Axovant Sciences Ltd Shares Worth Only $3, Says Chardan
Tuesday turned out to be a nightmare for shareholders of Axovant Sciences Ltd (NASDAQ:AXON) after their shares fell nearly 70%. The reason? The drug maker announced negative top-line results from the phase III MINDSET trial of intepirdine in patients with MTM AD, as the trial did not meet the co-primary efficacy endpoints. Axovant is working with investigators to conclude the open-label extension study for MINDSET but acknowledged it would not continue development of intepirdine in MTM AD.
Adding salt to the wound, long-time Axovant bear Chardan analyst Gbola Amusa wrote a note this morning, and basically said, I told you so.
“The MINDSET failure is consistent with our bearish and counter-consensus (i.e. all other houses had “Buy” or “Outperform” ratings) thesis that intepirdine “is likely to be the next of many failures in the Alzheimer’s disease (AD) market”,” Amusa commented. The analyst continued, “We do not yet see value in other intepirdine or nelotanserin programs and would caution strongly against any investment views that argue for a limited read-across from MINDSET to other upcoming datasets.”
As such, Amusa reiterates a Sell rating on AXON, while slashing his price target to $3.00 (from $8.00), based on valuing the company at a small premium to cash of $2.67. (To watch Amusa’s track record, click here)
Out of the 8 analysts polled in the past 3 months, 7 rate Axovant stock a Buy, while 1 (Amusa) rates the stock a Sell. With a return potential of 310%, the stock’s consensus target price stands at $32.75.

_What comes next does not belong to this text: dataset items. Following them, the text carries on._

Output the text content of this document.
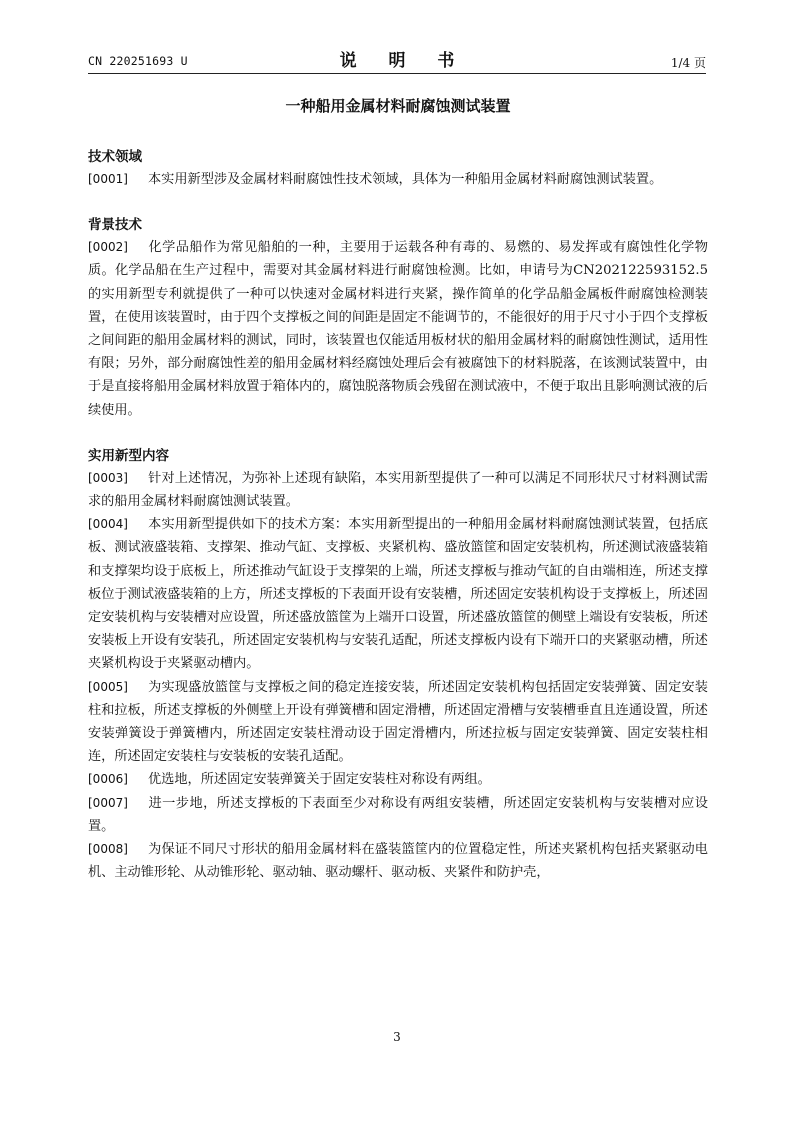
CN 220251693 U	说 明 书	1/4 页
一种船用金属材料耐腐蚀测试装置
技术领域

[0001] 本实用新型涉及金属材料耐腐蚀性技术领域，具体为一种船用金属材料耐腐蚀测试装置。

背景技术

[0002] 化学品船作为常见船舶的一种，主要用于运载各种有毒的、易燃的、易发挥或有腐蚀性化学物质。化学品船在生产过程中，需要对其金属材料进行耐腐蚀检测。比如，申请号为CN202122593152.5的实用新型专利就提供了一种可以快速对金属材料进行夹紧，操作简单的化学品船金属板件耐腐蚀检测装置，在使用该装置时，由于四个支撑板之间的间距是固定不能调节的，不能很好的用于尺寸小于四个支撑板之间间距的船用金属材料的测试，同时，该装置也仅能适用板材状的船用金属材料的耐腐蚀性测试，适用性有限；另外，部分耐腐蚀性差的船用金属材料经腐蚀处理后会有被腐蚀下的材料脱落，在该测试装置中，由于是直接将船用金属材料放置于箱体内的，腐蚀脱落物质会残留在测试液中，不便于取出且影响测试液的后续使用。

实用新型内容

[0003] 针对上述情况，为弥补上述现有缺陷，本实用新型提供了一种可以满足不同形状尺寸材料测试需求的船用金属材料耐腐蚀测试装置。

[0004] 本实用新型提供如下的技术方案：本实用新型提出的一种船用金属材料耐腐蚀测试装置，包括底板、测试液盛装箱、支撑架、推动气缸、支撑板、夹紧机构、盛放篮筐和固定安装机构，所述测试液盛装箱和支撑架均设于底板上，所述推动气缸设于支撑架的上端，所述支撑板与推动气缸的自由端相连，所述支撑板位于测试液盛装箱的上方，所述支撑板的下表面开设有安装槽，所述固定安装机构设于支撑板上，所述固定安装机构与安装槽对应设置，所述盛放篮筐为上端开口设置，所述盛放篮筐的侧壁上端设有安装板，所述安装板上开设有安装孔，所述固定安装机构与安装孔适配，所述支撑板内设有下端开口的夹紧驱动槽，所述夹紧机构设于夹紧驱动槽内。

[0005] 为实现盛放篮筐与支撑板之间的稳定连接安装，所述固定安装机构包括固定安装弹簧、固定安装柱和拉板，所述支撑板的外侧壁上开设有弹簧槽和固定滑槽，所述固定滑槽与安装槽垂直且连通设置，所述安装弹簧设于弹簧槽内，所述固定安装柱滑动设于固定滑槽内，所述拉板与固定安装弹簧、固定安装柱相连，所述固定安装柱与安装板的安装孔适配。

[0006] 优选地，所述固定安装弹簧关于固定安装柱对称设有两组。

[0007] 进一步地，所述支撑板的下表面至少对称设有两组安装槽，所述固定安装机构与安装槽对应设置。

[0008] 为保证不同尺寸形状的船用金属材料在盛装篮筐内的位置稳定性，所述夹紧机构包括夹紧驱动电机、主动锥形轮、从动锥形轮、驱动轴、驱动螺杆、驱动板、夹紧件和防护壳，

3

Genocea Biosciences Inc: Cowen Cuts Estimates as GEN-003 Is Out of the Game
Genocea Biosciences Inc (NASDAQ:GNCA) shares plunged by nearly 70% this morning as Wall Street came down hard on the company. The reason? The drug maker said it was ceasing all spending and development activities related to its genital herpes treatment GEN-003, which the company previously viewed as a potential blockbuster.
In reaction, Cowen analyst Phil Nadeau slashed his price target for GNCA to $10.00 (from $40.00), while reiterating an Outperform rating on the stock.
Nadeau commented, “We estimate that GEN-003’s Phase III program will cost approximately $150MM, and given GNCA’s stock price, we suspect that it could not identify a sufficiently attractive way to fund the Phase III program. Therefore, Genocea will no longer try to develop GEN-003 itself, and GEN-003 will advance further only if a partner can be found.”
“We have adjusted our estimates to be consistent. We continue to project that GEN-003 will be successfully developed, but now we assume that GNCA will receive a 17.5% royalty on sales, rather than capturing all economics. This has reduced our DCF-based price target from $40 to $10,” the analyst added.
According to TipRanks.com, which measures analysts’ and bloggers’ success rate based on how their calls perform, analyst Phil Nadeau has a yearly average return of 18.5% and a 61% success rate. Nadeau is ranked #128 out of 4660 analysts.
Where does the rest of the Street side on this volatile biotech player? It appears mostly bullish, as TipRanks analytics demonstrate GNCA as a Buy. Out of 6 analysts polled by TipRanks in the last 12 months, 5 are bullish on Genocea stock while one moved to the sidelines. With a potential upside of nearly 720%, the stock’s consensus target price stands at $14.